Israel sendiri menyatakan serangan tersebut dilakukan karena kebutuhan operasional. Netanyahu dan Menteri Pertahanan Israel Israel Katz menyebut intelijen Israel mendeteksi persiapan Turki untuk menempatkan pasukan dan peralatan di pangkalan udara tersebut.
Posisi Likud Jeblok di Survei
Di tengah situasi tersebut, Partai Likud juga menghadapi tantangan dalam pemilu mendatang. Berdasarkan survei Channel 12 yang dilakukan pada Jumat (20/8), Likud diprediksi memperoleh 21 kursi dan berada di posisi kedua.
Partai Yashar yang didirikan mantan Kepala Staf Angkatan Pertahanan Israel, Gadi Eisenkot, berada di posisi pertama dengan proyeksi 24 kursi. Survei yang sama menunjukkan 44 persen responden memilih Eisenkot sebagai calon perdana menteri, sedangkan Netanyahu memperoleh 34 persen.
Dalam sistem politik Israel, perdana menteri tidak dipilih secara langsung oleh rakyat. Pemilih menentukan partai yang duduk di parlemen, kemudian presiden menunjuk pemimpin partai yang dinilai paling mampu membentuk koalisi mayoritas untuk menjadi perdana menteri.
Netanyahu Serukan Warga Pilih Likud
Di tengah munculnya sejumlah partai baru, Netanyahu menyerukan kepada pemilih sayap kanan agar tidak memberikan suara kepada partai-partai kecil yang berisiko gagal melewati ambang batas 3,25 persen.
"Pemilu ini akan ditentukan oleh setiap suara. Jangan sia-siakan suara Anda pada partai-partai kecil yang mungkin tidak lolos ambang batas dan justru membawa kubu kiri berkuasa. Jangan buang-buang suara.
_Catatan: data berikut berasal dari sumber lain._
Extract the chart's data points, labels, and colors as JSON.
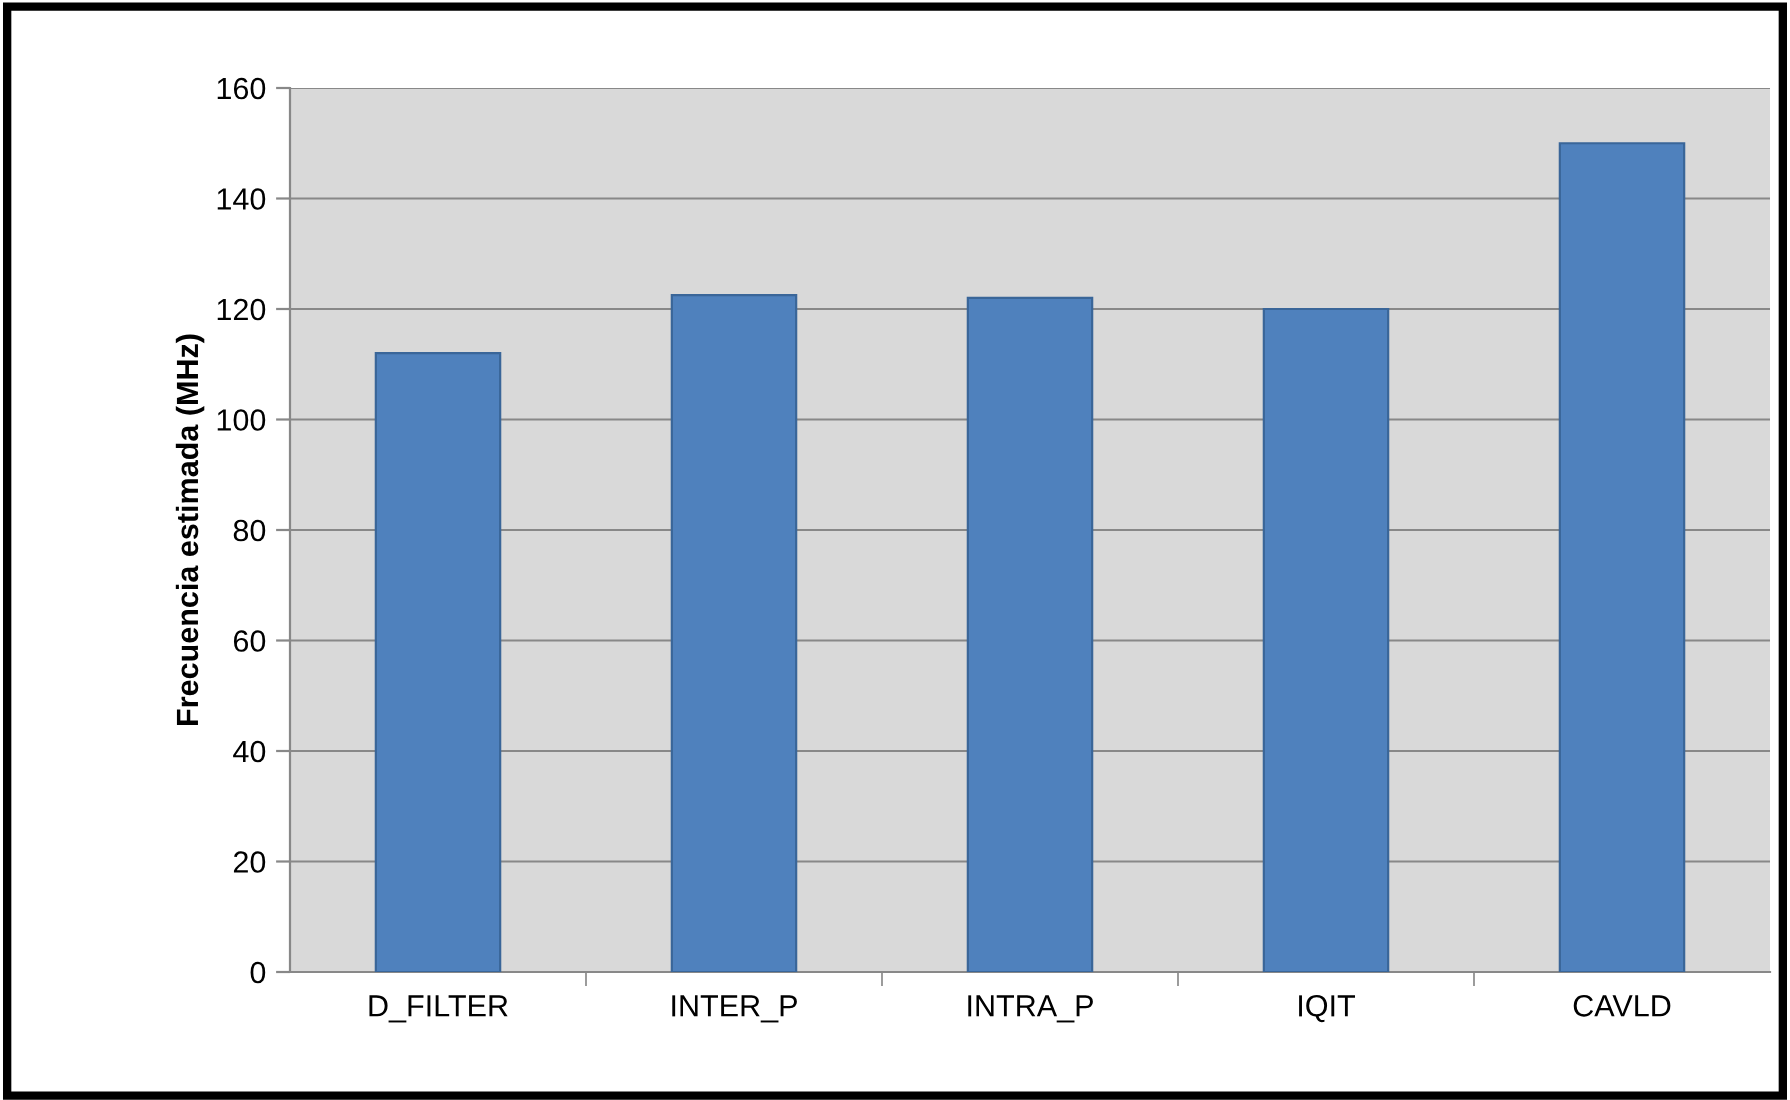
{
  "chart_data": {
    "type": "bar",
    "ylabel": "Frecuencia estimada (MHz)",
    "categories": [
      "D_FILTER",
      "INTER_P",
      "INTRA_P",
      "IQIT",
      "CAVLD"
    ],
    "values": [
      112,
      122.5,
      122,
      120,
      150
    ],
    "color": "#4f81bd",
    "ylim": [
      0,
      160
    ],
    "yticks": [
      0,
      20,
      40,
      60,
      80,
      100,
      120,
      140,
      160
    ],
    "grid": "y",
    "legend": false
  }
}
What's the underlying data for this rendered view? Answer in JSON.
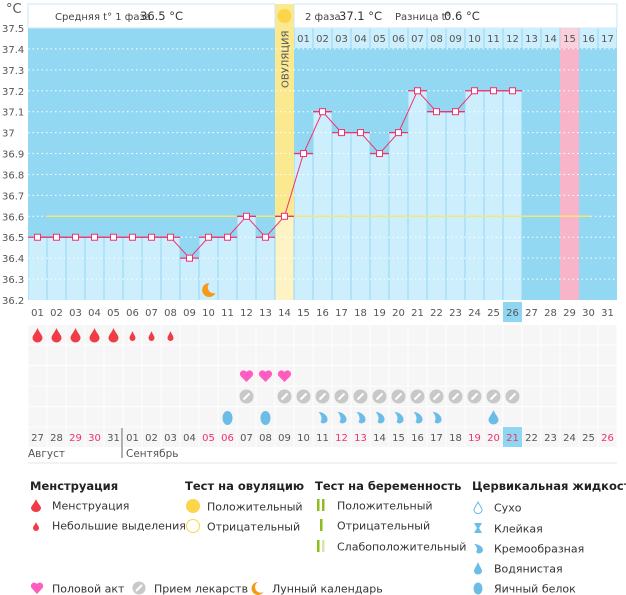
{
  "unit_label": "°C",
  "header": {
    "phase1_label": "Средняя t° 1 фаза",
    "phase1_value": "36.5 °C",
    "phase2_label": "2 фаза",
    "phase2_value": "37.1 °C",
    "diff_label": "Разница t°",
    "diff_value": "0.6 °C",
    "ovulation_label": "ОВУЛЯЦИЯ"
  },
  "colors": {
    "background": "#93d8f2",
    "bar": "#cdeefc",
    "line": "#f0326e",
    "coverline": "#f5e57a",
    "ovulation": "#fbe98f",
    "highlight_day": "#f8b4c8",
    "current_day": "#8fd6f2",
    "weekend": "#f0326e"
  },
  "chart_data": {
    "type": "line",
    "ylabel": "°C",
    "ylim": [
      36.2,
      37.5
    ],
    "yticks": [
      "37.5",
      "37.4",
      "37.3",
      "37.2",
      "37.1",
      "37",
      "36.9",
      "36.8",
      "36.7",
      "36.6",
      "36.5",
      "36.4",
      "36.3",
      "36.2"
    ],
    "grid": true,
    "cycle_days": [
      "01",
      "02",
      "03",
      "04",
      "05",
      "06",
      "07",
      "08",
      "09",
      "10",
      "11",
      "12",
      "13",
      "14",
      "15",
      "16",
      "17",
      "18",
      "19",
      "20",
      "21",
      "22",
      "23",
      "24",
      "25",
      "26",
      "27",
      "28",
      "29",
      "30",
      "31"
    ],
    "temperatures": [
      36.5,
      36.5,
      36.5,
      36.5,
      36.5,
      36.5,
      36.5,
      36.5,
      36.4,
      36.5,
      36.5,
      36.6,
      36.5,
      36.6,
      36.9,
      37.1,
      37.0,
      37.0,
      36.9,
      37.0,
      37.2,
      37.1,
      37.1,
      37.2,
      37.2,
      37.2,
      null,
      null,
      null,
      null,
      null
    ],
    "coverline": 36.6,
    "ovulation_day": 14,
    "current_day": 26,
    "highlight_day": 29,
    "luteal_day_labels": [
      "01",
      "02",
      "03",
      "04",
      "05",
      "06",
      "07",
      "08",
      "09",
      "10",
      "11",
      "12",
      "13",
      "14",
      "15",
      "16",
      "17"
    ],
    "calendar_dates": [
      "27",
      "28",
      "29",
      "30",
      "31",
      "01",
      "02",
      "03",
      "04",
      "05",
      "06",
      "07",
      "08",
      "09",
      "10",
      "11",
      "12",
      "13",
      "14",
      "15",
      "16",
      "17",
      "18",
      "19",
      "20",
      "21",
      "22",
      "23",
      "24",
      "25",
      "26"
    ],
    "calendar_weekend": [
      false,
      false,
      true,
      true,
      false,
      false,
      false,
      false,
      false,
      true,
      true,
      false,
      false,
      false,
      false,
      false,
      true,
      true,
      false,
      false,
      false,
      false,
      false,
      true,
      true,
      true,
      false,
      false,
      false,
      false,
      true
    ],
    "months": [
      "Август",
      "Сентябрь"
    ],
    "menstruation": [
      "heavy",
      "heavy",
      "heavy",
      "heavy",
      "heavy",
      "light",
      "light",
      "light",
      null,
      null,
      null,
      null,
      null,
      null,
      null,
      null,
      null,
      null,
      null,
      null,
      null,
      null,
      null,
      null,
      null,
      null,
      null,
      null,
      null,
      null,
      null
    ],
    "intercourse_days": [
      12,
      13,
      14
    ],
    "medication_days": [
      12,
      14,
      15,
      16,
      17,
      18,
      19,
      20,
      21,
      22,
      23,
      24,
      25,
      26
    ],
    "moon_days": [
      10
    ],
    "cervical_fluid": {
      "11": "egg-white",
      "13": "egg-white",
      "16": "creamy",
      "17": "creamy",
      "18": "creamy",
      "19": "creamy",
      "20": "creamy",
      "21": "creamy",
      "22": "creamy",
      "25": "watery"
    }
  },
  "legend": {
    "menstruation": {
      "title": "Менструация",
      "items": [
        "Менструация",
        "Небольшие выделения"
      ]
    },
    "ovulation_test": {
      "title": "Тест на овуляцию",
      "items": [
        "Положительный",
        "Отрицательный"
      ]
    },
    "pregnancy_test": {
      "title": "Тест на беременность",
      "items": [
        "Положительный",
        "Отрицательный",
        "Слабоположительный"
      ]
    },
    "cervical_fluid": {
      "title": "Цервикальная жидкость",
      "items": [
        "Сухо",
        "Клейкая",
        "Кремообразная",
        "Водянистая",
        "Яичный белок"
      ]
    },
    "other": [
      "Половой акт",
      "Прием лекарств",
      "Лунный календарь"
    ]
  }
}
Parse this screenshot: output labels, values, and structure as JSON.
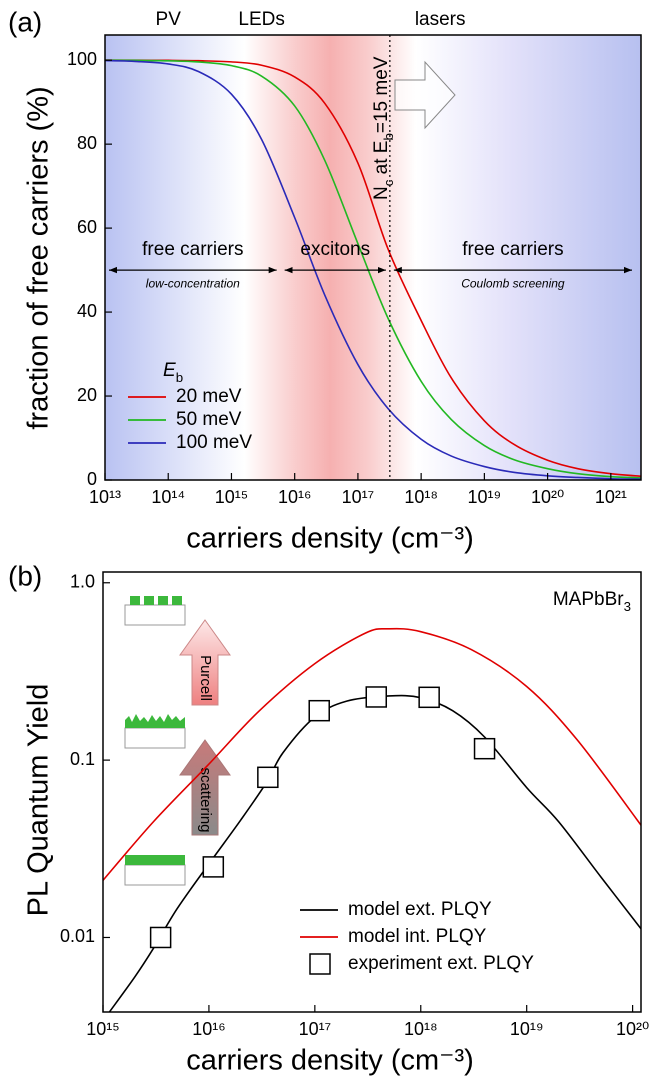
{
  "chart_data": [
    {
      "type": "line",
      "panel_label": "(a)",
      "xlabel": "carriers density (cm⁻³)",
      "ylabel": "fraction of free carriers (%)",
      "xscale": "log",
      "xlim": [
        10000000000000.0,
        3e+21
      ],
      "xticks": [
        {
          "value": 10000000000000.0,
          "label": "10¹³"
        },
        {
          "value": 100000000000000.0,
          "label": "10¹⁴"
        },
        {
          "value": 1000000000000000.0,
          "label": "10¹⁵"
        },
        {
          "value": 1e+16,
          "label": "10¹⁶"
        },
        {
          "value": 1e+17,
          "label": "10¹⁷"
        },
        {
          "value": 1e+18,
          "label": "10¹⁸"
        },
        {
          "value": 1e+19,
          "label": "10¹⁹"
        },
        {
          "value": 1e+20,
          "label": "10²⁰"
        },
        {
          "value": 1e+21,
          "label": "10²¹"
        }
      ],
      "ylim": [
        0,
        106
      ],
      "yticks": [
        0,
        20,
        40,
        60,
        80,
        100
      ],
      "legend": "lower left",
      "legend_title": [
        {
          "text": "E",
          "italic": true
        },
        {
          "text": "b",
          "sub": true
        }
      ],
      "x": [
        10000000000000.0,
        30000000000000.0,
        100000000000000.0,
        300000000000000.0,
        1000000000000000.0,
        3000000000000000.0,
        1e+16,
        3e+16,
        1e+17,
        3e+17,
        1e+18,
        3e+18,
        1e+19,
        3e+19,
        1e+20,
        3e+20,
        1e+21,
        3e+21
      ],
      "series": [
        {
          "name": "20 meV",
          "color": "#e00000",
          "values": [
            100.0,
            99.99,
            99.96,
            99.87,
            99.6,
            98.8,
            96.0,
            89.7,
            75.5,
            55,
            38.0,
            24.3,
            14.1,
            8.4,
            4.7,
            2.7,
            1.5,
            0.9
          ]
        },
        {
          "name": "50 meV",
          "color": "#22b822",
          "values": [
            99.99,
            99.96,
            99.86,
            99.59,
            98.7,
            96.2,
            89.1,
            76.1,
            56.3,
            38.5,
            23.5,
            14.4,
            8.2,
            4.8,
            2.7,
            1.5,
            0.8,
            0.5
          ]
        },
        {
          "name": "100 meV",
          "color": "#2a2ab8",
          "values": [
            99.9,
            99.71,
            99.1,
            97.3,
            91.9,
            81.1,
            62.5,
            44.0,
            27.5,
            17.0,
            9.7,
            5.7,
            3.2,
            1.8,
            1.0,
            0.6,
            0.3,
            0.2
          ]
        }
      ],
      "top_labels": [
        {
          "text": "PV",
          "x": 100000000000000.0
        },
        {
          "text": "LEDs",
          "x": 3000000000000000.0
        },
        {
          "text": "lasers",
          "x": 2e+18
        }
      ],
      "region_y": 50,
      "regions": [
        {
          "label": "free carriers",
          "note": "low-concentration",
          "from": 10000000000000.0,
          "to": 6000000000000000.0
        },
        {
          "label": "excitons",
          "from": 6000000000000000.0,
          "to": 3.2e+17
        },
        {
          "label": "free carriers",
          "note": "Coulomb screening",
          "from": 3.2e+17,
          "to": 2.5e+21
        }
      ],
      "threshold_x": 3.2e+17,
      "threshold_label": [
        {
          "text": "N"
        },
        {
          "text": "c",
          "sub": true
        },
        {
          "text": " at E"
        },
        {
          "text": "b",
          "sub": true
        },
        {
          "text": "=15 meV"
        }
      ]
    },
    {
      "type": "line",
      "panel_label": "(b)",
      "xlabel": "carriers density (cm⁻³)",
      "ylabel": "PL Quantum Yield",
      "xscale": "log",
      "xlim": [
        1000000000000000.0,
        1.2e+20
      ],
      "xticks": [
        {
          "value": 1000000000000000.0,
          "label": "10¹⁵"
        },
        {
          "value": 1e+16,
          "label": "10¹⁶"
        },
        {
          "value": 1e+17,
          "label": "10¹⁷"
        },
        {
          "value": 1e+18,
          "label": "10¹⁸"
        },
        {
          "value": 1e+19,
          "label": "10¹⁹"
        },
        {
          "value": 1e+20,
          "label": "10²⁰"
        }
      ],
      "yscale": "log",
      "ylim": [
        0.0038,
        1.15
      ],
      "yticks": [
        0.01,
        0.1,
        {
          "value": 1,
          "label": "1.0"
        }
      ],
      "legend": "lower right",
      "annotation": [
        {
          "text": "MAPbBr"
        },
        {
          "text": "3",
          "sub": true
        }
      ],
      "arrow_labels": [
        "Purcell",
        "scattering"
      ],
      "series": [
        {
          "name": "model ext. PLQY",
          "type": "line",
          "color": "#000000",
          "x": [
            1150000000000000.0,
            2000000000000000.0,
            3000000000000000.0,
            5000000000000000.0,
            1e+16,
            2e+16,
            3.5e+16,
            5e+16,
            1e+17,
            2e+17,
            5e+17,
            1e+18,
            2e+18,
            4e+18,
            1e+19,
            2e+19,
            5e+19,
            1.2e+20
          ],
          "values": [
            0.0038,
            0.006,
            0.0087,
            0.0145,
            0.026,
            0.046,
            0.075,
            0.11,
            0.175,
            0.215,
            0.23,
            0.225,
            0.19,
            0.135,
            0.07,
            0.045,
            0.022,
            0.0112
          ]
        },
        {
          "name": "model int. PLQY",
          "type": "line",
          "color": "#e00000",
          "x": [
            1000000000000000.0,
            3000000000000000.0,
            1e+16,
            3e+16,
            1e+17,
            3e+17,
            5e+17,
            1e+18,
            3e+18,
            1e+19,
            3e+19,
            1.2e+20
          ],
          "values": [
            0.021,
            0.045,
            0.095,
            0.19,
            0.35,
            0.52,
            0.55,
            0.53,
            0.42,
            0.26,
            0.13,
            0.043
          ]
        },
        {
          "name": "experiment ext. PLQY",
          "type": "scatter",
          "color": "#000000",
          "x": [
            3500000000000000.0,
            1.1e+16,
            3.6e+16,
            1.1e+17,
            3.8e+17,
            1.2e+18,
            4e+18
          ],
          "values": [
            0.01,
            0.025,
            0.08,
            0.19,
            0.227,
            0.226,
            0.116
          ]
        }
      ]
    }
  ]
}
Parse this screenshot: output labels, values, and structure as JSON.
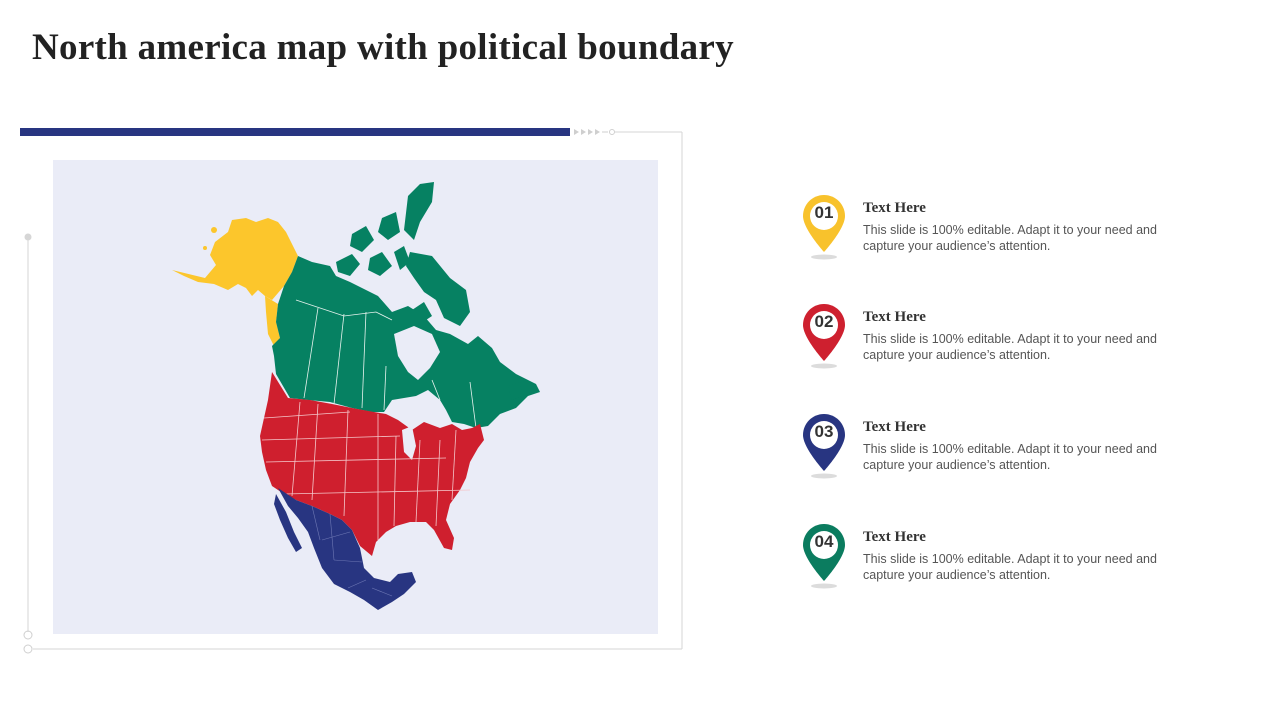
{
  "title": "North america map with political boundary",
  "map": {
    "regions": [
      {
        "name": "alaska",
        "color": "#fcc62c"
      },
      {
        "name": "canada",
        "color": "#068162"
      },
      {
        "name": "usa",
        "color": "#cf1f2e"
      },
      {
        "name": "mexico",
        "color": "#283581"
      }
    ],
    "background": "#eaecf7"
  },
  "legend": [
    {
      "number": "01",
      "title": "Text Here",
      "text": "This slide is 100% editable. Adapt it to your need and capture your audience’s attention.",
      "color": "#f8c22c"
    },
    {
      "number": "02",
      "title": "Text Here",
      "text": "This slide is 100% editable. Adapt it to your need and capture your audience’s attention.",
      "color": "#ce202f"
    },
    {
      "number": "03",
      "title": "Text Here",
      "text": "This slide is 100% editable. Adapt it to your need and capture your audience’s attention.",
      "color": "#283581"
    },
    {
      "number": "04",
      "title": "Text Here",
      "text": "This slide is 100% editable. Adapt it to your need and capture your audience’s attention.",
      "color": "#0b7c5f"
    }
  ]
}
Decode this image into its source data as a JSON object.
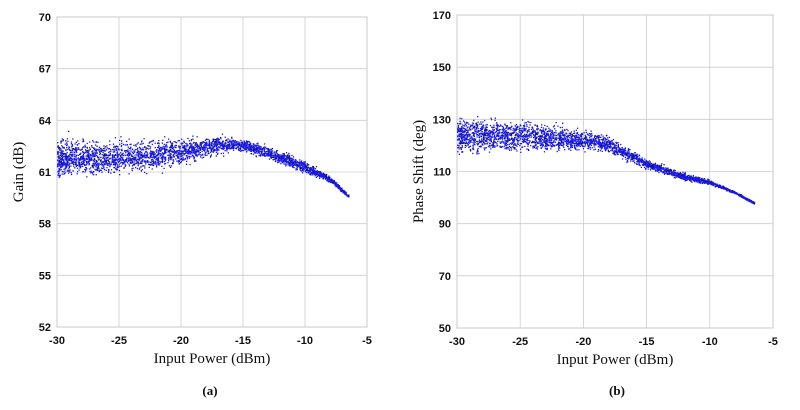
{
  "chart_data": [
    {
      "type": "scatter",
      "caption": "(a)",
      "xlabel": "Input Power (dBm)",
      "ylabel": "Gain (dB)",
      "xlim": [
        -30,
        -5
      ],
      "ylim": [
        52,
        70
      ],
      "xticks": [
        "-30",
        "-25",
        "-20",
        "-15",
        "-10",
        "-5"
      ],
      "yticks": [
        "52",
        "55",
        "58",
        "61",
        "64",
        "67",
        "70"
      ],
      "grid": true,
      "color": "#1a1ae6",
      "trend": {
        "x": [
          -30,
          -25,
          -20,
          -17,
          -15,
          -12,
          -10,
          -8,
          -6.5
        ],
        "center": [
          61.8,
          61.8,
          62.2,
          62.6,
          62.6,
          61.9,
          61.3,
          60.6,
          59.6
        ],
        "lower": [
          60.6,
          60.8,
          61.3,
          62.0,
          62.2,
          61.4,
          60.9,
          60.4,
          59.5
        ],
        "upper": [
          63.3,
          63.0,
          63.1,
          63.2,
          63.0,
          62.3,
          61.7,
          60.8,
          59.7
        ]
      }
    },
    {
      "type": "scatter",
      "caption": "(b)",
      "xlabel": "Input Power (dBm)",
      "ylabel": "Phase Shift (deg)",
      "xlim": [
        -30,
        -5
      ],
      "ylim": [
        50,
        170
      ],
      "xticks": [
        "-30",
        "-25",
        "-20",
        "-15",
        "-10",
        "-5"
      ],
      "yticks": [
        "50",
        "70",
        "90",
        "110",
        "130",
        "150",
        "170"
      ],
      "grid": true,
      "color": "#1a1ae6",
      "trend": {
        "x": [
          -30,
          -25,
          -20,
          -18,
          -15,
          -12,
          -10,
          -8,
          -6.5
        ],
        "center": [
          124,
          124,
          122,
          120.5,
          113,
          108,
          106,
          102,
          98
        ],
        "lower": [
          116,
          117,
          118,
          117,
          111,
          106.5,
          105,
          101.5,
          97.5
        ],
        "upper": [
          131,
          131,
          127,
          124,
          115,
          110,
          107,
          102.5,
          98.5
        ]
      }
    }
  ]
}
Pertahankan kubu kanan. Pilihlah Likud," kata Netanyahu dalam unggahan di Instagram pada Senin (24/8).
Survei lain yang disiarkan Channel 12 pada Senin (23/8) menunjukkan partai baru mantan jenderal IDF Ofer Winter berpotensi memperoleh sedikitnya empat kursi di Knesset. Perolehan tersebut diperkirakan mengurangi kekuatan blok pendukung Netanyahu menjadi 49 kursi, sementara mayoritas untuk membentuk pemerintahan membutuhkan 61 kursi.
Di sisi lain, blok anti-Netanyahu diprediksi memperoleh 60 kursi. Kondisi tersebut membuat persaingan menuju pemilu Israel semakin ketat. Sementara itu, muncul dugaan bahwa eskalasi konflik di Jalur Gaza dapat dimanfaatkan untuk memengaruhi situasi politik menjelang pemungutan suara. Petinggi militer Israel bahkan menegaskan, "Kami tidak akan terlibat dalam perang baru yang tidak perlu."